Ils
l’attendaient. Autant l’un que l’autre.
Ce
moment, comme tous les autres étaient marqué de l’atypisme de leur relation. Ils
avaient appris à se découvrir au fil des échanges. Alternant les moments de
plaisanterie complice et d’autres moments plus crus. Lui autorisant le
tutoiement et lui promettant d’autres plaisirs soi-disant refusés « traditionnellement »

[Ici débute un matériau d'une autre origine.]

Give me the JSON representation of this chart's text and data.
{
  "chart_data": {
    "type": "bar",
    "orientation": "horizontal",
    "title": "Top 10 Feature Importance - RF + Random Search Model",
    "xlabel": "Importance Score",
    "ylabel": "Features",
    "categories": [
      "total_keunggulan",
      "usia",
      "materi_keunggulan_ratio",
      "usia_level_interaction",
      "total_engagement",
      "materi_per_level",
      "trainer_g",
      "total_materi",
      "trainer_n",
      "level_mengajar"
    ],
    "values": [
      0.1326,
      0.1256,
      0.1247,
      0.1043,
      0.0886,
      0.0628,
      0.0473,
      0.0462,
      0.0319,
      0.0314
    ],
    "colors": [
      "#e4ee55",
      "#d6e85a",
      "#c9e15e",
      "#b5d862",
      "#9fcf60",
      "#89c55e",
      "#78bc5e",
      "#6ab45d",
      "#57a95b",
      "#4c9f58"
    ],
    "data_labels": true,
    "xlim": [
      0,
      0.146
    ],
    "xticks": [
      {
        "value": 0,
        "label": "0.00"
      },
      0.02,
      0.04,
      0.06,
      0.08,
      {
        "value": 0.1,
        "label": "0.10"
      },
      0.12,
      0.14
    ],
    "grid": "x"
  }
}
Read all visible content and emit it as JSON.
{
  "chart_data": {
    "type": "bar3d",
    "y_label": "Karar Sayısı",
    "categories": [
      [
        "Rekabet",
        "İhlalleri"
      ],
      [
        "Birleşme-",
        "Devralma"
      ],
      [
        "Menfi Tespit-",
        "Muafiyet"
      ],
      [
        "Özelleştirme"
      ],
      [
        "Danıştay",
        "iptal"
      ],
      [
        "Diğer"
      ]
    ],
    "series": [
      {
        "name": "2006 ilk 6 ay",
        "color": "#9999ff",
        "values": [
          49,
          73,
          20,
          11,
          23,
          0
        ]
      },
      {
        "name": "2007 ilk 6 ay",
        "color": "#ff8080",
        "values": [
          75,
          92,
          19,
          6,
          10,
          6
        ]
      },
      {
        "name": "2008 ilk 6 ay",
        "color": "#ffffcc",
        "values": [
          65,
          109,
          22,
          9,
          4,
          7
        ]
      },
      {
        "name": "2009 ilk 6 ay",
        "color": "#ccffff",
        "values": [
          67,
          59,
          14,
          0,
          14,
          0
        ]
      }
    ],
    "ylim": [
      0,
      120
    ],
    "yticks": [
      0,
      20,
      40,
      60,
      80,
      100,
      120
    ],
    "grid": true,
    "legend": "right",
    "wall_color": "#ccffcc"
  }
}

aux soumises, si un jour elle le devenait. Ces moments atypiques qui ne les empêchaient
pas de reprendre chacun leur place quand la nuit était tombée et que les voix
se faisaient parfois halètements au téléphone.
Ce n’était
même pas une volonté délibérée de casser les règles mais un état de fait. Il
était ainsi. Pouvant être rigoriste sur certains points et se moquer
délibérément d’une certaine étiquette
tant que chacun y trouvait son compte.
Ce
moment ce rapprochait donc. Moment de vérité où il ne s’agit plus de mots ou de
récits, plus de promesses et d’envies échangées mais simplement de deux regards
qui se croisent enfin, de deux corps qui se frôlent et se cherchent. Moment où
les pièces du puzzle finissent par s’assembler et où l’autre prend toute sa
dimension.
Un
quai de gare un vendredi soir. Serait-elle dans le train ? Serait-il sur
le quai ? Un doute semblait subsister jusqu’à la dernière seconde. Les
rames s’immobilisent finalement sur la voie 8, la foule se dissipe. Plus de
doutes possibles. C’est bien elle et c’est bien lui.
Aucuns
mots échangés. Aucun besoin de se dire bonsoir. Aucun autre besoin que celui de
la serrer contre lui. Son sac tombe machinalement sur le sol. Ses seins
viennent s’écraser contre sa poitrine. Elle sent une moiteur s’emparer de son
entrecuisse. Elle ne l’avait éprouvée jusqu’alors que lors de quelques appels
nocturnes et a l’impression qu’elle se décuple dans ses bras. Elle ferme les
yeux car connait la suite. Elle entrouvre sa bouche et sent sa langue qui entre
en elle. Ce baiser, prendre sa bouche, il lui avait promis dès le début. Même
pas promis d’ailleurs tellement ça lui apparaissait comme une évidence le jour
où ils se rencontreraient. Une des premières « règles » transgressées…
Quelques
instants après, toujours sans oser presque échanger le moindre mot, ils
marchent vers sa voiture. Elle sait qu’elle ne dînera pas ce soir, du moins pas
de nourritures habituelles. Le temps leur est tellement compté que chaque
instant est précieux. Ils ne disposent que de quelques heures là où il leur
aurait fallu plusieurs jours, alors autant aller à l’essentiel.
Elle
le tutoie quand il lui demande si elle a fait bon voyage. Autre transgression
des règles qu’il affectionnait. Elle sait qu’il ne s’agit que d’une parenthèse
spécialement autorisée et que le vouvoiement reviendra de lui-même dans les
minutes à venir. Le code qu’il lui avait prescrit était clair : au moment
où elle accepterait de monter dans sa voiture elle accepterait également la
suite des évènements et de sa condition.
Bien
sûr il y aurait une demande en bonne et due forme, bien sûr il y aurait les
différentes étapes de son noviciat, bien sûr il lui répondrait et lui avais
déjà décrit le moment où elle sentirait jusque dans sa chair la façon dont il
scellerait leur accord.
Elle
savait pourtant que ce ne serait pas dans une chambre que les choses se
décideraient et se mettraient en place mais bien au moment où elle accepterait
de monter dans cette voiture. Elle était encore libre de prendre un taxi ou le
RER pour rejoindre son amie au moment où la portière s’ouvrait devant elle.
Le
claquement qui suivit son installation sur le siège passager résonnait dans sa
tête non comme celui d’une portière mais comme le martellement d’une attache
scellant un pacte.
La voiture
roulait dans la nuit vers la sortie de Paris. La discussion était anodine mais chacune
de ses respirations semblait un frémissement.
Une
fois la porte de la chambre refermée, la confrontation finale allait commencer.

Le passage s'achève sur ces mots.